Monseñor Alberto Giraldo

Por Hernando Uribe C., OCD *hernandouribe@une.net.co

Alberto y yo fuimos grandes amigos. Nos comimos una tonelada de sal juntos. Ahora vine a saber que éramos de la misma edad. Me llevaba 17 días. A los sacerdotes les llamaba la atención la confianza de que yo lo llamara Alberto y no Monseñor. Por algo habíamos recorrido juntos kilómetros y kilómetros, así fuera en avión.

Dos años antes que yo, hizo el mismo estudio de doctorado en filosofía en Roma, en la Universidad Santo Tomás de Aquino (el Angelicum). En esa época las clases eran en latín, lo mismo que los libros y los exámenes. Con el Vaticano II (1962-1965), el latín desapareció de las clases.

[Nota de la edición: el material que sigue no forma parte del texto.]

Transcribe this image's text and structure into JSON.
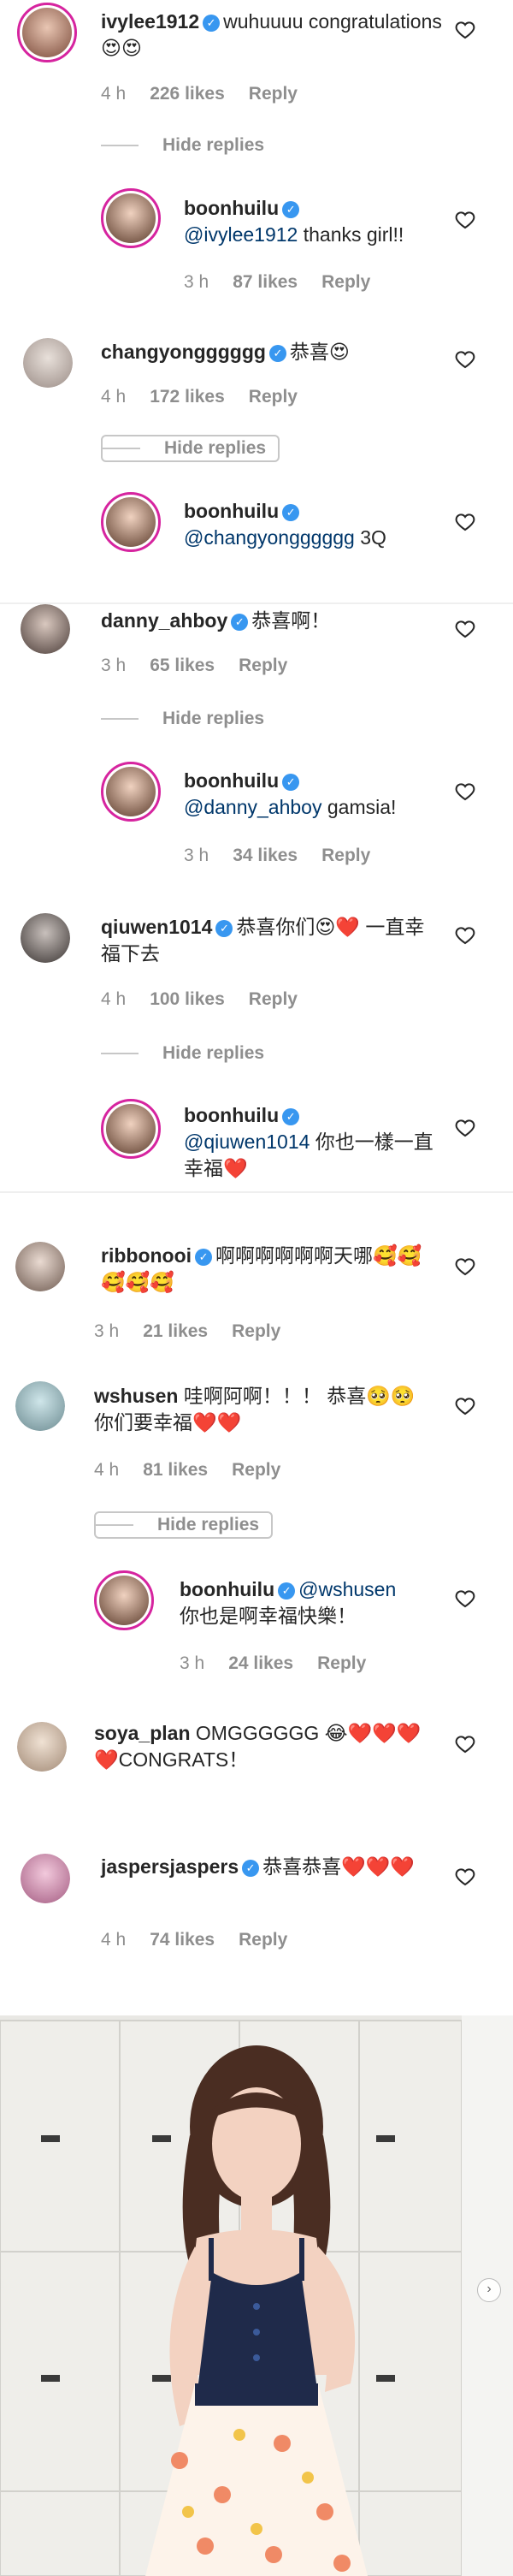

Nos conocimos en Bogotá en 1974, ya siendo él Obispo y yo Provincial de la Orden de Carmelitas Descalzos de Colombia. Yo pertenecía a la Junta Directiva de la Conferencia de Religiosos de Colombia y era miembro de la Comisión Mixta de Obispos y Religiosos, a la cual pertenecía también Alberto.

La Comisión Mixta tenía como misión estrechar las buenas relaciones entre obispos y religiosos. Por tal motivo, Alberto y yo fuimos a las principales ciudades del país a hacer reuniones entre el Obispo y los religiosos del lugar. Yo daba una charla sobre la Vida Religiosa y Alberto, otra sobre la Iglesia y la Jerarquía. Y participábamos en el diálogo.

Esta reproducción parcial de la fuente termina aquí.